Boudoir Babylon Café represents a design collaboration between Adam Nathaniel Furman and Sibling Architecture, commissioned for the NGV Triennial 2020 in Melbourne.  

The project transforms NGV’s Gallery Kitchen with three distinct spatial typologies – the boudoir, the salon and the club – serving as inspiration. All three locations are considered as safe spaces for those with identities outside of the norm, mainly women, the queer community as well as people with different political or religious beliefs and other marginalised sections.

With an aim to challenge, subvert and rethink norms of how people come together and socialise, the designers used geometric forms, gender-stereotyped colours and symbolic imagery based on body parts to create vibrant, theatrical scenography. Elements such as a circular catwalk or carousel in the centre, painted modesty screens (found in 18th century boudoirs) that create individual spaces for people who like their privacy, round tables around the central feature for bigger groups creating a salon effect, and peepholes for a quick peek into the queer world, are some of the highlights of the installation.

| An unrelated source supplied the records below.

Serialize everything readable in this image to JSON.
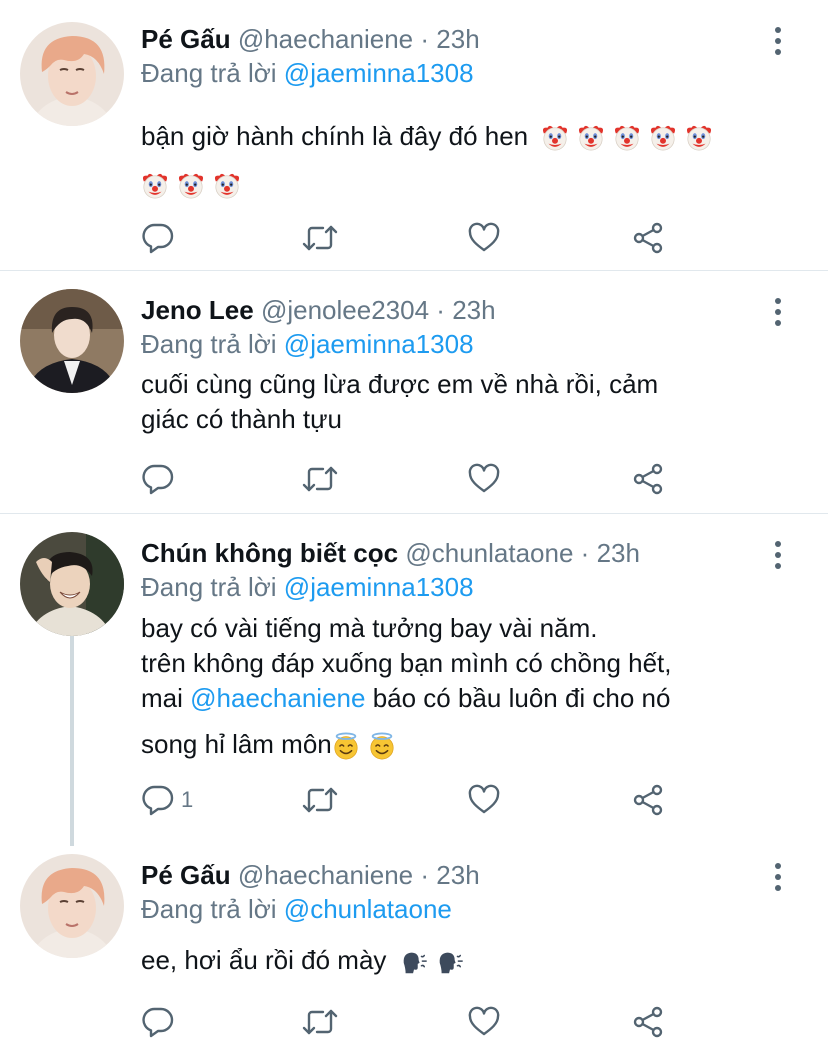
{
  "tweets": [
    {
      "name": "Pé Gấu",
      "handle": "@haechaniene",
      "dot": "·",
      "time": "23h",
      "reply_prefix": "Đang trả lời",
      "reply_to": "@jaeminna1308",
      "body_line1": "bận giờ hành chính là đây đó hen",
      "emoji": "clown-face",
      "reply_count": "",
      "avatar": "peach-haired-man"
    },
    {
      "name": "Jeno Lee",
      "handle": "@jenolee2304",
      "dot": "·",
      "time": "23h",
      "reply_prefix": "Đang trả lời",
      "reply_to": "@jaeminna1308",
      "body_line1": "cuối cùng cũng lừa được em về nhà rồi, cảm",
      "body_line2": "giác có thành tựu",
      "reply_count": "",
      "avatar": "man-in-suit"
    },
    {
      "name": "Chún không biết cọc",
      "handle": "@chunlataone",
      "dot": "·",
      "time": "23h",
      "reply_prefix": "Đang trả lời",
      "reply_to": "@jaeminna1308",
      "body_line1": "bay có vài tiếng mà tưởng bay vài năm.",
      "body_line2": "trên không đáp xuống bạn mình có chồng hết,",
      "body_line3_pre": "mai",
      "body_line3_mention": "@haechaniene",
      "body_line3_post": "báo có bầu luôn đi cho nó",
      "body_line4": "song hỉ lâm môn",
      "emoji": "smiling-face-with-halo",
      "reply_count": "1",
      "avatar": "laughing-man"
    },
    {
      "name": "Pé Gấu",
      "handle": "@haechaniene",
      "dot": "·",
      "time": "23h",
      "reply_prefix": "Đang trả lời",
      "reply_to": "@chunlataone",
      "body_line1": "ee, hơi ẩu rồi đó mày",
      "emoji": "speaking-head",
      "reply_count": "",
      "avatar": "peach-haired-man"
    }
  ],
  "icons": {
    "reply": "reply-icon",
    "retweet": "retweet-icon",
    "like": "like-icon",
    "share": "share-icon",
    "more": "more-icon"
  },
  "colors": {
    "mention": "#1d9bf0",
    "secondary": "#657786",
    "divider": "#e1e8ed"
  }
}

According to the designers, the installation is inspired by Eileen Grey’s Boudoir de Monte Carlo (1923), which builds upon the boudoir as a space to retreat between the dining room and bedroom to a multidimensional space for rest, parties and pleasure.

“The nightclub is also a multifunctional space with a layering of different people that come together for a moment. We took inspiration from Piper in Turin and Inflation in Melbourne, among others, in how views across environments and bodies are layered,” the designers explained.